Eriana's authority was absolute. Even Sai Mota, the bystander if anyone was, nodded.

Saying it only made Vell cross his arms and Sai hackle more, but Eris went, feeling for a moment as if she were herding Toland the Shattered in front of her. She pushed him down the street without touching him.

At the corner there was a market, and then more streets in the commercial district grid; Eris wished for a balcony or an open space. She was never more than a run from one on the Tower, and the City produced a kind of claustrophobia. At least if there was a park or an alcove nearby she and Toland could argue alone.

He stopped in front of a store and flicked blood off his fingers. Eris half expected him to lick it, but instead he shook off what he could and held the hand as if wounded. Blood darkened in the sharply defined runnel between his nose and his lips. He muttered, making connections she couldn't hear under his breath.

Didn't all people confuse themselves sometimes? Make connections between subjects they didn't expect to connect - the Hive and a walk in the City, Omar and Toland?

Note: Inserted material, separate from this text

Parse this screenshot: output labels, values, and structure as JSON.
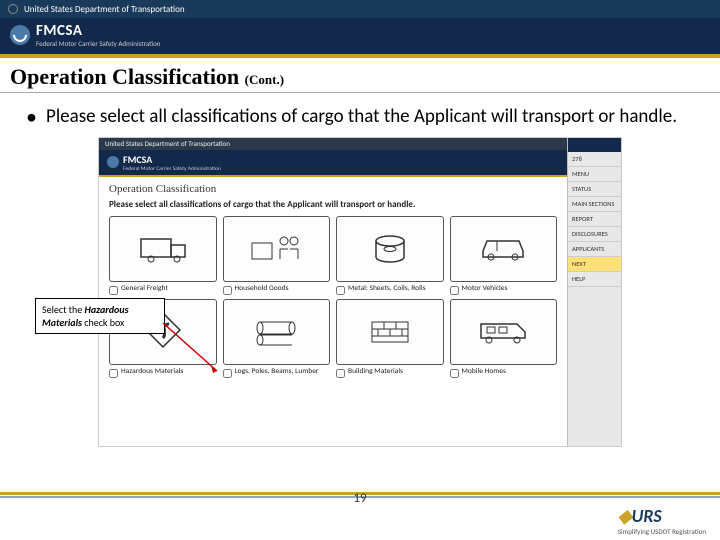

Sometimes it was easy to forget that he had communed with the Darkness. She had forgotten when he met her at the base of the Tower, but the memory was coming back in force.

He unhunched. As soon as he met her eyes she seized his hand and pulled it to her side, dimply aware of his pinched fingers crossing. "What got you exiled from the Tower? Was it this, running away because you annoyed someone?"

His swamp-green eyes narrowed. "Exactly the opposite. I picked up on things and wouldn't let them go. If you pick up enough crumbs, the birds start circling, wondering where their dinner went, and if you pick up enough, deforest enough, the other kind of birds come … _Tell_ me he isn't a plant from the Vanguard." He wormed his hand away. Flakes of dried blood drifted onto the flagstones.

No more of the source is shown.